= Elizabeth Buchanan Cowley =

American mathematician

Elizabeth Buchanan Cowley (1874–1945) was an American mathematician.

==Life==
Cowley was born on May 22, 1874, in Allegheny, Pennsylvania. She had four siblings, but they and her father all died by 1900. Cowley's mother, Mary Junkin Buchanan Cowley, later became a member of the Board of Public Education of Pittsburgh, and was the namesake of the Mary J. Cowley School in Pittsburgh. Cowley's grandfather (Mary Cowley's father) was James Galloway Buchanan, a surgeon in the Union Army.

Cowley earned a bachelor's degree in 1893 from the Indiana State Normal School of Pennsylvania, and became a school teacher. She earned a second bachelor's degree in 1901 and a master's degree in 1902 from Vassar College, and became an instructor at Vassar, studying higher mathematics during the summers at the University of Chicago. In 1908 she completed a doctorate from Columbia University. Her dissertation, on algebraic curves, was supervised by Cassius Jackson Keyser; she became the fourth woman to earn a doctorate in mathematics from Columbia. Continuing to work at Vassar, Cowley was promoted to assistant professor in 1913, and associate professor in 1916. She went on leave in 1926 to assist her mother, and resigned her position at Vassar in 1929, instead becoming a high school teacher in Pittsburgh.
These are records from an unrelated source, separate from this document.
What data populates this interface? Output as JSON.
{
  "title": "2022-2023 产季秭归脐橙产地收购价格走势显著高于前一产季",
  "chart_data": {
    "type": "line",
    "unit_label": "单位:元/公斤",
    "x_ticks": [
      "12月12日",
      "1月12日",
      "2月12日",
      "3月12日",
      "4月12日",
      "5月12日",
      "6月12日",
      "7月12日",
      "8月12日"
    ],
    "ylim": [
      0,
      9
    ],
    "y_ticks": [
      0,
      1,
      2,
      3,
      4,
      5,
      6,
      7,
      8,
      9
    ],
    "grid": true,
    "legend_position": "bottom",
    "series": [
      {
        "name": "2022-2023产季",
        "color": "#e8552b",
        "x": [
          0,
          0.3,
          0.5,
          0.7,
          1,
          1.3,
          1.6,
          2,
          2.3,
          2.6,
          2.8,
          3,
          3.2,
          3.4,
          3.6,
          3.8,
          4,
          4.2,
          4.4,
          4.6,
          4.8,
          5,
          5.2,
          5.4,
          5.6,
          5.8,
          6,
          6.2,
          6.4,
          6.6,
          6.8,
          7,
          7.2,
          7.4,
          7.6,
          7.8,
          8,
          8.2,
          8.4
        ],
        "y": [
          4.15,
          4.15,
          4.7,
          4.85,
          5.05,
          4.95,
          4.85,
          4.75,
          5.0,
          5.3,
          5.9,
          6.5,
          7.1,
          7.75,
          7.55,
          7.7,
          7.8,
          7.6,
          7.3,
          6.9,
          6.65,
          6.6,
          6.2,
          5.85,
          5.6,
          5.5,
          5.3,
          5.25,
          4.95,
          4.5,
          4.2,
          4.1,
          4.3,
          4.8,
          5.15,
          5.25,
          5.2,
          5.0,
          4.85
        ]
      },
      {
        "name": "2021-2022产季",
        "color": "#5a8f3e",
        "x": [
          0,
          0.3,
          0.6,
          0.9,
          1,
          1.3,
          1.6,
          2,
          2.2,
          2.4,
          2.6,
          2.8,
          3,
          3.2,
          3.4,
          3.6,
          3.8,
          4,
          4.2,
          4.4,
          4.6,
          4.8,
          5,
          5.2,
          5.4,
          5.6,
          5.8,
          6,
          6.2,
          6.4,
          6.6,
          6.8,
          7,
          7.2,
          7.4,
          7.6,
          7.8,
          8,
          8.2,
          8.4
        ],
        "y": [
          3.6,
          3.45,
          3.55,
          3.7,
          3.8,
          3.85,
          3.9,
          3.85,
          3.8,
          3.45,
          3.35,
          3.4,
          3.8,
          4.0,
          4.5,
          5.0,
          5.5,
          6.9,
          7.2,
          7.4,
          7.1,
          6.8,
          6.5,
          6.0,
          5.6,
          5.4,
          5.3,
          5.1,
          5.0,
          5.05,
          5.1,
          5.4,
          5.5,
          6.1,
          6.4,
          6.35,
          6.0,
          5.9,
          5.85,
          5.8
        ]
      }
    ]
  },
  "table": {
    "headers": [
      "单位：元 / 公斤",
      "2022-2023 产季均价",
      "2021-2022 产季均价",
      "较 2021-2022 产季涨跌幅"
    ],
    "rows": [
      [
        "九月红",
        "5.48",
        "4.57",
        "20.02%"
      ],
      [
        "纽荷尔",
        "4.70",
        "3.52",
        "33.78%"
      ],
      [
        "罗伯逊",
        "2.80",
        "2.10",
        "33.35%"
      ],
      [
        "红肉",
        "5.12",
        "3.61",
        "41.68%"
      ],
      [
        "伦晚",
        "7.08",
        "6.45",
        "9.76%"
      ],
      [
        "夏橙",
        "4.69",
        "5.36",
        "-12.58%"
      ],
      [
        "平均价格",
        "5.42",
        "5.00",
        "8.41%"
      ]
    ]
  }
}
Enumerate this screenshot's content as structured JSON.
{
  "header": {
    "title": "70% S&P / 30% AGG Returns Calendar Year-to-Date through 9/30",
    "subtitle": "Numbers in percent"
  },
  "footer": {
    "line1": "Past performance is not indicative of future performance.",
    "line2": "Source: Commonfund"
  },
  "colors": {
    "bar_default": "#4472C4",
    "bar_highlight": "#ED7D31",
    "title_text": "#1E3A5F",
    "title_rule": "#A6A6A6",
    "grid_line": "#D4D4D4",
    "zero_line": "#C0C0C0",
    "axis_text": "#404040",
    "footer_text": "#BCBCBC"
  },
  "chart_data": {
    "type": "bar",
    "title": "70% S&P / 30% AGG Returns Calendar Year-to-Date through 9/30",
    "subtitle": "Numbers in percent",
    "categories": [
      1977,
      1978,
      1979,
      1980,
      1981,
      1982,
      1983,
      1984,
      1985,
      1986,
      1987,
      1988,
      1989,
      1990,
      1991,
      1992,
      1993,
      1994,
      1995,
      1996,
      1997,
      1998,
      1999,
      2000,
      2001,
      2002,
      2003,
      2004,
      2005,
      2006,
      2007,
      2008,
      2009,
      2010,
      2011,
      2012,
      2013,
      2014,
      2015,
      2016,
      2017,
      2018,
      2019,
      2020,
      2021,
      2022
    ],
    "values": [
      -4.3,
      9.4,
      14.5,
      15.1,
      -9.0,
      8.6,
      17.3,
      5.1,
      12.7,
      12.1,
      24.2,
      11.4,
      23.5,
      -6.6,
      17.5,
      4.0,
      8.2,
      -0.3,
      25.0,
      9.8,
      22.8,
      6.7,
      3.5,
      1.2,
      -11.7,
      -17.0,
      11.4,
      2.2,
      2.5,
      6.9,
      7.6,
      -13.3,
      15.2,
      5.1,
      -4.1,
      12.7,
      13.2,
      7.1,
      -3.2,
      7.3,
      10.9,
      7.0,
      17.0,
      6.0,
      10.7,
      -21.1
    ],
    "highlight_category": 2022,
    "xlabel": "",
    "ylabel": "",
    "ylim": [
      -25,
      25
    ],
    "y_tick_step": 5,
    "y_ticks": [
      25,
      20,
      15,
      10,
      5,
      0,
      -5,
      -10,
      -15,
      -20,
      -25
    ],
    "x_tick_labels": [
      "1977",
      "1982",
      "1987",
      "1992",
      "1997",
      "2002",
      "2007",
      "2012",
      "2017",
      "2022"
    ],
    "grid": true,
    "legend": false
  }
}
She retired from teaching in 1938, had a stroke in 1941, and died on April 13, 1945, in Fort Lauderdale, Florida.

==Contributions==
Cowley and her co-author Ida Whiteside won a prize for a 1907 paper they wrote on the orbit of comet C/1825 V1. Another of her publications, in 1926, concerned liquid water pouring puzzles. She was the author of two textbooks on plane and solid geometry, published in 1932 and 1934, and advocated teaching solid geometry to high school students after many colleges had replaced the subject with freshman calculus. She published another book in 1941 about public education.

==Associations==
Cowley was an early member of the Mathematical Association of America, and became a member of its board of trustees when it incorporated in 1920.
She was an invited speaker at the International Congress of Mathematicians in 1932, speaking there about mathematics education. She also belonged to the American Mathematical Society, German Mathematical Society, and Circolo Matematico di Palermo.